Powerful Indonesia quake kills at least 34, topples buildings
Massive quake in Indonesia topples buildings
JAKARTA (AFP) - A powerful earthquake rocked Indonesia’s Sulawesi island early Friday, killing at least 34 people, levelling a hospital and severely damaging other buildings, authorities said.
Hundreds more were injured when the 6.2-magnitude quake struck in the early hours, triggering panic among the terrified residents of the island, which was hit by a huge quake and tsunami two and a half years ago that killed thousands.
"The latest information we have is that 26 people are dead... in Mamuju city," said Ali Rahman, head of the local disaster mitigation agency, adding "that number could grow".
"Many of the dead are buried under rubble," he said.
Separately, the national disaster agency said at least eight people had died in an area south of Mamuju, a city of some 110,000 in West Sulawesi province, bringing the total death toll to 34.
Rescuers were searching for more than a dozen patients and staff trapped beneath the rubble of the levelled Mamuju hospital.
"The hospital is flattened -- it collapsed," said Arianto from the rescue agency in Mamuju city, who like many Indonesians goes by one name.
"There are patients and hospital employees trapped under the rubble and we’re now trying to reach them," he added, without giving a specific figure.
Rescuers were also trying to reach a family of eight trapped under the rubble of their destroyed home, he added.
The country’s search-and-rescue agency said at least one hotel had partially collapsed after the quake struck at 2:18 am local time Friday (1818 GMT Thursday), while the regional governor’s office also suffered extensive damage.
A Mamuju resident said damage across the city was severe.

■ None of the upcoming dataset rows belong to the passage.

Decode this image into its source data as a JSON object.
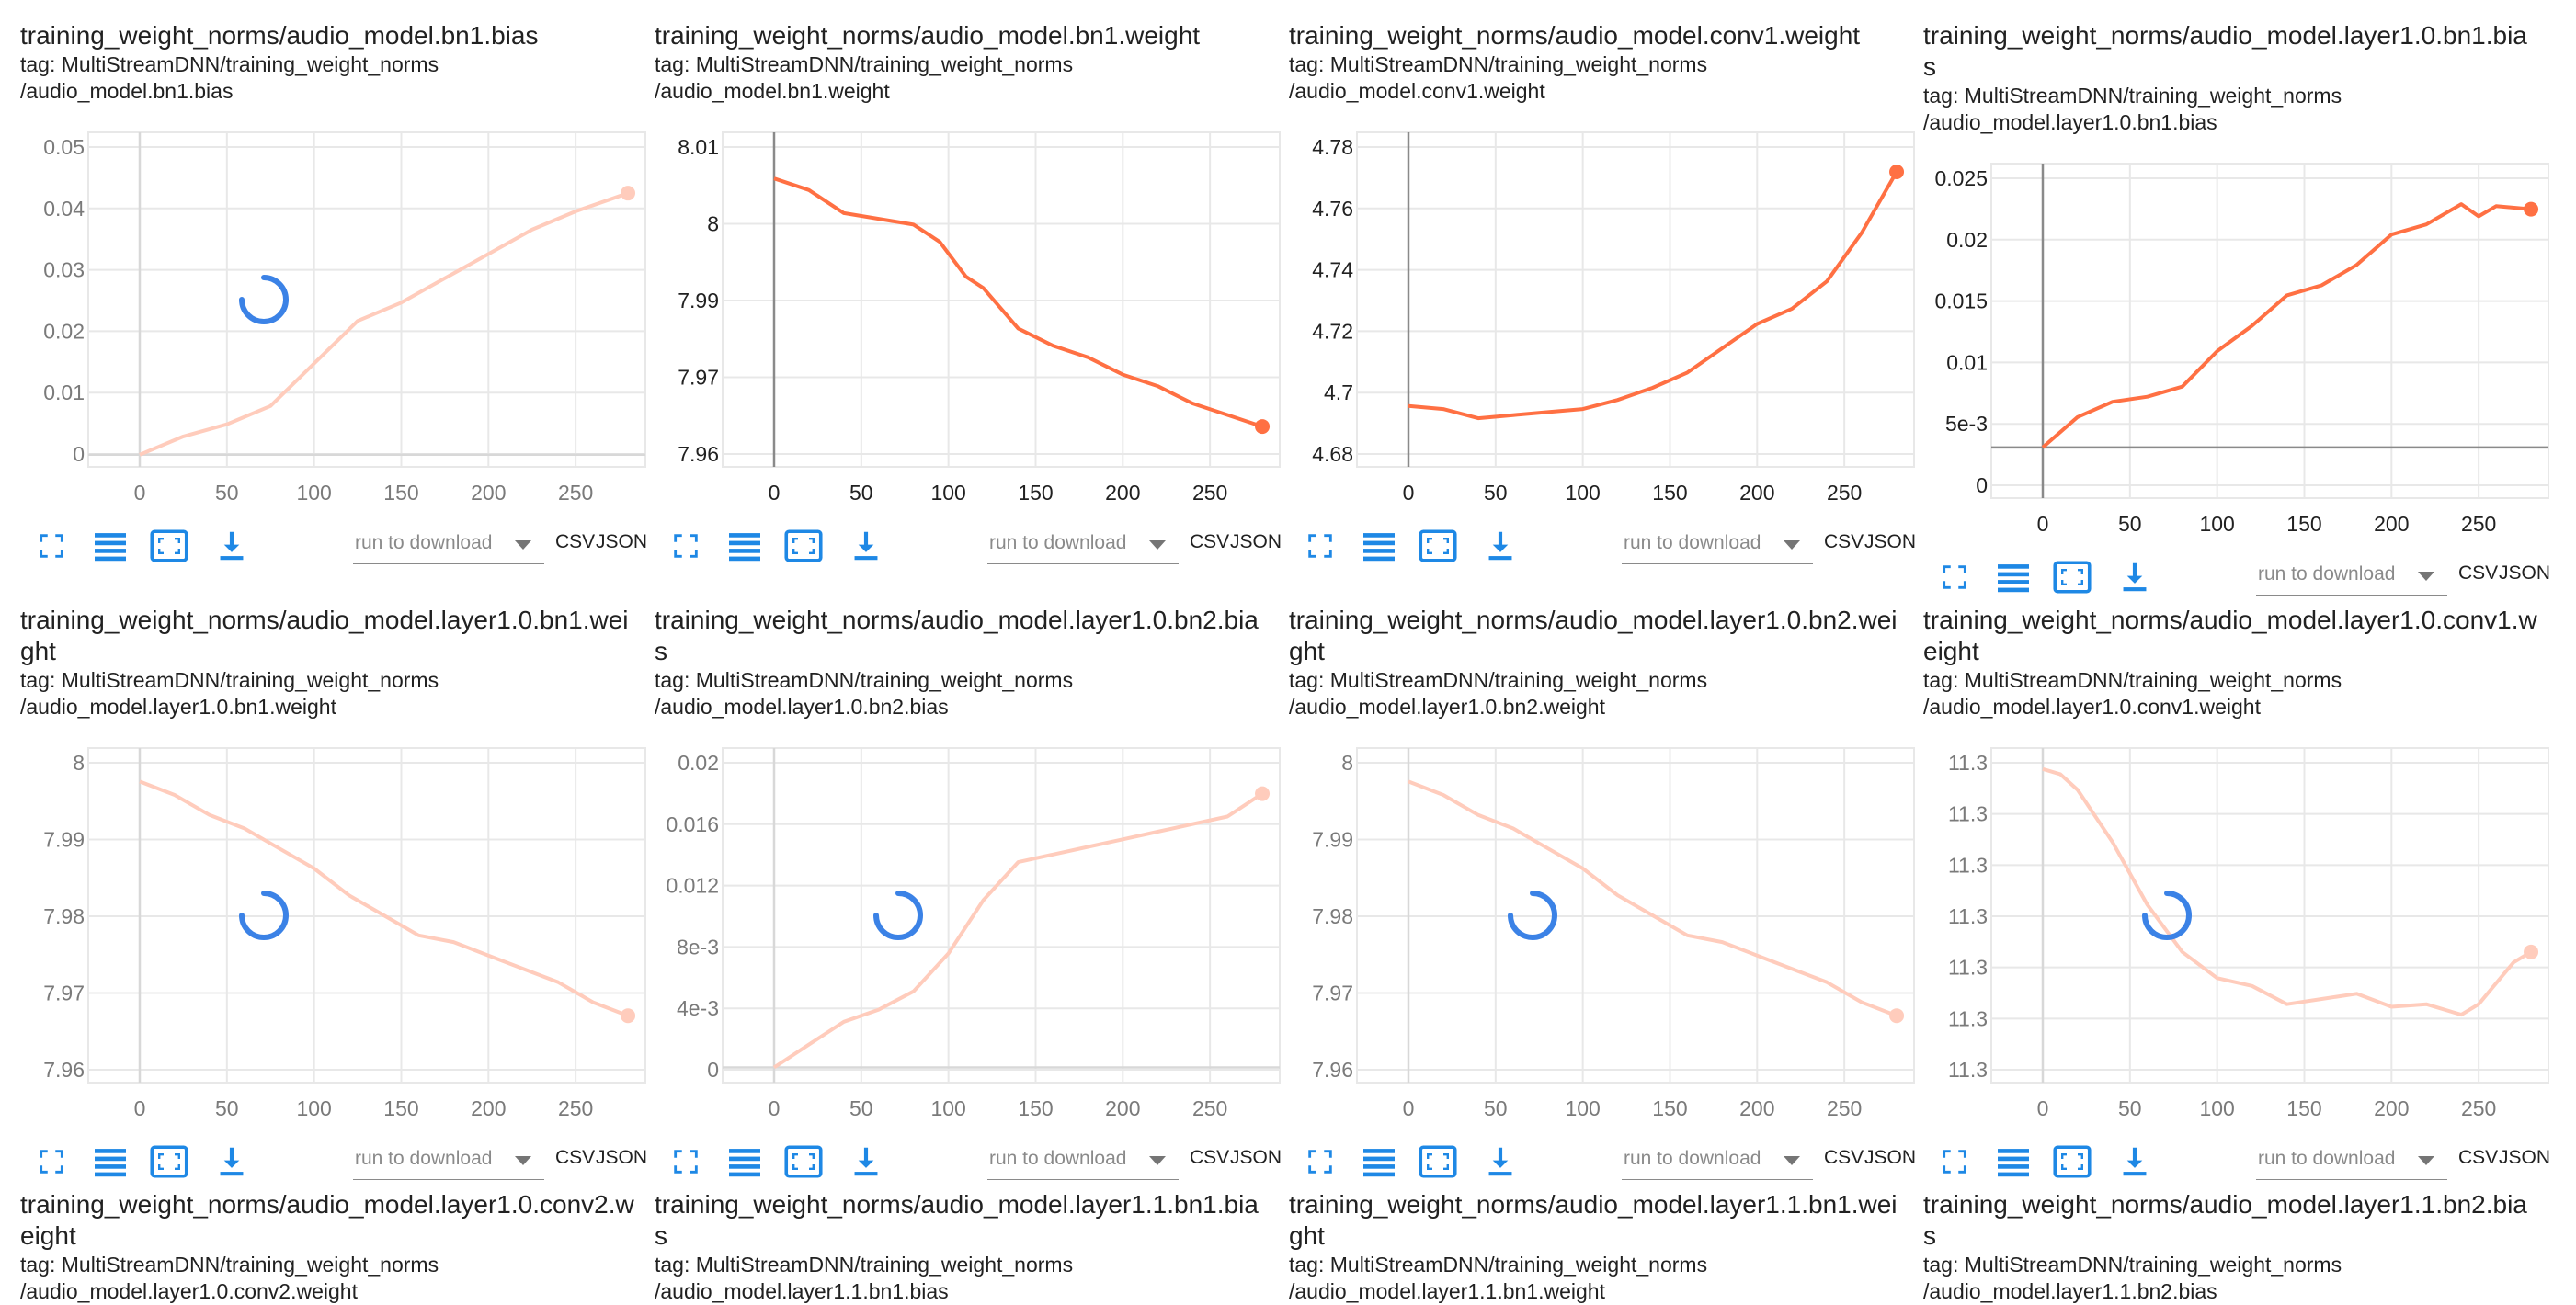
{
  "colors": {
    "series": "#ff7043",
    "series_faded": "#ffccbc",
    "grid": "#e8e8e8",
    "axis": "#9e9e9e",
    "icon": "#1e88e5",
    "spinner": "#3b82e6"
  },
  "toolbar": {
    "icons": [
      "fullscreen-icon",
      "list-icon",
      "fit-domain-icon",
      "download-icon"
    ],
    "download_placeholder": "run to download",
    "csv": "CSV",
    "json": "JSON"
  },
  "cards": [
    {
      "title": "training_weight_norms/audio_model.bn1.bias",
      "tag_line1": "tag: MultiStreamDNN/training_weight_norms",
      "tag_line2": "/audio_model.bn1.bias",
      "loading": true,
      "x_ticks": [
        "0",
        "50",
        "100",
        "150",
        "200",
        "250"
      ],
      "y_ticks": [
        "0",
        "0.01",
        "0.02",
        "0.03",
        "0.04",
        "0.05"
      ],
      "chart_data": {
        "type": "line",
        "x": [
          0,
          25,
          50,
          75,
          100,
          125,
          150,
          175,
          200,
          225,
          250,
          280
        ],
        "y": [
          0,
          0.003,
          0.005,
          0.008,
          0.015,
          0.022,
          0.025,
          0.029,
          0.033,
          0.037,
          0.04,
          0.043
        ],
        "xlim": [
          0,
          290
        ],
        "ylim": [
          -0.002,
          0.053
        ]
      }
    },
    {
      "title": "training_weight_norms/audio_model.bn1.weight",
      "tag_line1": "tag: MultiStreamDNN/training_weight_norms",
      "tag_line2": "/audio_model.bn1.weight",
      "loading": false,
      "x_ticks": [
        "0",
        "50",
        "100",
        "150",
        "200",
        "250"
      ],
      "y_ticks": [
        "7.96",
        "7.97",
        "7.99",
        "8",
        "8.01"
      ],
      "chart_data": {
        "type": "line",
        "x": [
          0,
          20,
          40,
          60,
          80,
          95,
          110,
          120,
          140,
          160,
          180,
          200,
          220,
          240,
          260,
          280
        ],
        "y": [
          8.005,
          8.003,
          7.999,
          7.998,
          7.997,
          7.994,
          7.988,
          7.986,
          7.979,
          7.976,
          7.974,
          7.971,
          7.969,
          7.966,
          7.964,
          7.962
        ],
        "xlim": [
          0,
          290
        ],
        "ylim": [
          7.955,
          8.013
        ]
      }
    },
    {
      "title": "training_weight_norms/audio_model.conv1.weight",
      "tag_line1": "tag: MultiStreamDNN/training_weight_norms",
      "tag_line2": "/audio_model.conv1.weight",
      "loading": false,
      "x_ticks": [
        "0",
        "50",
        "100",
        "150",
        "200",
        "250"
      ],
      "y_ticks": [
        "4.68",
        "4.7",
        "4.72",
        "4.74",
        "4.76",
        "4.78"
      ],
      "chart_data": {
        "type": "line",
        "x": [
          0,
          20,
          40,
          60,
          80,
          100,
          120,
          140,
          160,
          180,
          200,
          220,
          240,
          260,
          280
        ],
        "y": [
          4.695,
          4.694,
          4.691,
          4.692,
          4.693,
          4.694,
          4.697,
          4.701,
          4.706,
          4.714,
          4.722,
          4.727,
          4.736,
          4.752,
          4.772
        ],
        "xlim": [
          0,
          290
        ],
        "ylim": [
          4.675,
          4.785
        ]
      }
    },
    {
      "title": "training_weight_norms/audio_model.layer1.0.bn1.bias",
      "tag_line1": "tag: MultiStreamDNN/training_weight_norms",
      "tag_line2": "/audio_model.layer1.0.bn1.bias",
      "loading": false,
      "x_ticks": [
        "0",
        "50",
        "100",
        "150",
        "200",
        "250"
      ],
      "y_ticks": [
        "0",
        "5e-3",
        "0.01",
        "0.015",
        "0.02",
        "0.025"
      ],
      "chart_data": {
        "type": "line",
        "x": [
          0,
          20,
          40,
          60,
          80,
          100,
          120,
          140,
          160,
          180,
          200,
          220,
          240,
          250,
          260,
          280
        ],
        "y": [
          0,
          0.003,
          0.0045,
          0.005,
          0.006,
          0.0095,
          0.012,
          0.015,
          0.016,
          0.018,
          0.021,
          0.022,
          0.024,
          0.0228,
          0.0238,
          0.0235
        ],
        "xlim": [
          0,
          290
        ],
        "ylim": [
          -0.005,
          0.028
        ]
      }
    },
    {
      "title": "training_weight_norms/audio_model.layer1.0.bn1.weight",
      "tag_line1": "tag: MultiStreamDNN/training_weight_norms",
      "tag_line2": "/audio_model.layer1.0.bn1.weight",
      "loading": true,
      "x_ticks": [
        "0",
        "50",
        "100",
        "150",
        "200",
        "250"
      ],
      "y_ticks": [
        "7.96",
        "7.97",
        "7.98",
        "7.99",
        "8"
      ],
      "chart_data": {
        "type": "line",
        "x": [
          0,
          20,
          40,
          60,
          80,
          100,
          120,
          140,
          160,
          180,
          200,
          220,
          240,
          260,
          280
        ],
        "y": [
          8.0,
          7.998,
          7.995,
          7.993,
          7.99,
          7.987,
          7.983,
          7.98,
          7.977,
          7.976,
          7.974,
          7.972,
          7.97,
          7.967,
          7.965
        ],
        "xlim": [
          0,
          290
        ],
        "ylim": [
          7.955,
          8.005
        ]
      }
    },
    {
      "title": "training_weight_norms/audio_model.layer1.0.bn2.bias",
      "tag_line1": "tag: MultiStreamDNN/training_weight_norms",
      "tag_line2": "/audio_model.layer1.0.bn2.bias",
      "loading": true,
      "x_ticks": [
        "0",
        "50",
        "100",
        "150",
        "200",
        "250"
      ],
      "y_ticks": [
        "0",
        "4e-3",
        "8e-3",
        "0.012",
        "0.016",
        "0.02"
      ],
      "chart_data": {
        "type": "line",
        "x": [
          0,
          20,
          40,
          60,
          80,
          100,
          120,
          140,
          160,
          180,
          200,
          220,
          240,
          260,
          280
        ],
        "y": [
          0,
          0.0015,
          0.003,
          0.0038,
          0.005,
          0.0075,
          0.011,
          0.0135,
          0.014,
          0.0145,
          0.015,
          0.0155,
          0.016,
          0.0165,
          0.018
        ],
        "xlim": [
          0,
          290
        ],
        "ylim": [
          -0.001,
          0.021
        ]
      }
    },
    {
      "title": "training_weight_norms/audio_model.layer1.0.bn2.weight",
      "tag_line1": "tag: MultiStreamDNN/training_weight_norms",
      "tag_line2": "/audio_model.layer1.0.bn2.weight",
      "loading": true,
      "x_ticks": [
        "0",
        "50",
        "100",
        "150",
        "200",
        "250"
      ],
      "y_ticks": [
        "7.96",
        "7.97",
        "7.98",
        "7.99",
        "8"
      ],
      "chart_data": {
        "type": "line",
        "x": [
          0,
          20,
          40,
          60,
          80,
          100,
          120,
          140,
          160,
          180,
          200,
          220,
          240,
          260,
          280
        ],
        "y": [
          8.0,
          7.998,
          7.995,
          7.993,
          7.99,
          7.987,
          7.983,
          7.98,
          7.977,
          7.976,
          7.974,
          7.972,
          7.97,
          7.967,
          7.965
        ],
        "xlim": [
          0,
          290
        ],
        "ylim": [
          7.955,
          8.005
        ]
      }
    },
    {
      "title": "training_weight_norms/audio_model.layer1.0.conv1.weight",
      "tag_line1": "tag: MultiStreamDNN/training_weight_norms",
      "tag_line2": "/audio_model.layer1.0.conv1.weight",
      "loading": true,
      "x_ticks": [
        "0",
        "50",
        "100",
        "150",
        "200",
        "250"
      ],
      "y_ticks": [
        "11.3",
        "11.3",
        "11.3",
        "11.3",
        "11.3",
        "11.3",
        "11.3"
      ],
      "chart_data": {
        "type": "line",
        "x": [
          0,
          10,
          20,
          40,
          60,
          80,
          100,
          120,
          140,
          160,
          180,
          200,
          220,
          240,
          250,
          260,
          270,
          280
        ],
        "y": [
          6.0,
          5.9,
          5.6,
          4.6,
          3.4,
          2.5,
          2.0,
          1.85,
          1.5,
          1.6,
          1.7,
          1.45,
          1.5,
          1.3,
          1.5,
          1.9,
          2.3,
          2.5
        ],
        "xlim": [
          0,
          290
        ],
        "ylim": [
          0,
          6.4
        ]
      }
    },
    {
      "title": "training_weight_norms/audio_model.layer1.0.conv2.weight",
      "tag_line1": "tag: MultiStreamDNN/training_weight_norms",
      "tag_line2": "/audio_model.layer1.0.conv2.weight"
    },
    {
      "title": "training_weight_norms/audio_model.layer1.1.bn1.bias",
      "tag_line1": "tag: MultiStreamDNN/training_weight_norms",
      "tag_line2": "/audio_model.layer1.1.bn1.bias"
    },
    {
      "title": "training_weight_norms/audio_model.layer1.1.bn1.weight",
      "tag_line1": "tag: MultiStreamDNN/training_weight_norms",
      "tag_line2": "/audio_model.layer1.1.bn1.weight"
    },
    {
      "title": "training_weight_norms/audio_model.layer1.1.bn2.bias",
      "tag_line1": "tag: MultiStreamDNN/training_weight_norms",
      "tag_line2": "/audio_model.layer1.1.bn2.bias"
    }
  ]
}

"Roads are cracked and many buildings collapsed," said 28-year-old Hendra, who also goes by one name.
"The quake was very strong... I woke up and ran away with my wife."
Images from the scene showed residents fleeing the seaside city in cars and motorbikes as they drove past corrugated metal roofs and other building debris scattered on the roadside.
The meteorological agency warned residents that the area could be hit by strong aftershocks and to avoid the beachfront in case of a tsunami.
"The aftershocks could be as strong, or stronger, than this morning’s quake," said Dwikorita Karnawati, chief of the meteorological agency.
"There is potential for a tsunami from subsequent aftershocks... Don’t wait for a tsunami first because they can happen very quickly," she added.
But the warning threatened to spark more fear in the quake-jolted city.
"(Everyone) is panicking because authorities are saying there will be aftershocks that could cause a tsunami," Mamuju resident Zulkifli Pagessa told AFP.
The city’s airport had also been damaged, authorities said.
The quake’s epicentre was 36 kilometres (22 miles) south of Mamuju and it had a relatively shallow depth of 18 kilometres, the United States Geological Survey said.
Images supplied by the search-and-rescue agency showed rescue workers checking on two sisters who were trapped under rubble. It was not clear where they were trapped.
Indonesia experiences frequent seismic and volcanic activity due to its position on the Pacific "Ring of Fire", where tectonic plates collide.
In 2018, a 7.5-magnitude quake and a subsequent tsunami in Palu on Sulawesi left more than 4,300 people dead or missing.
On December 26, 2004, a 9.1-magnitude earthquake struck off the coast of Sumatra and triggered a tsunami that killed 220,000 throughout the region, including around 170,000 in Indonesia.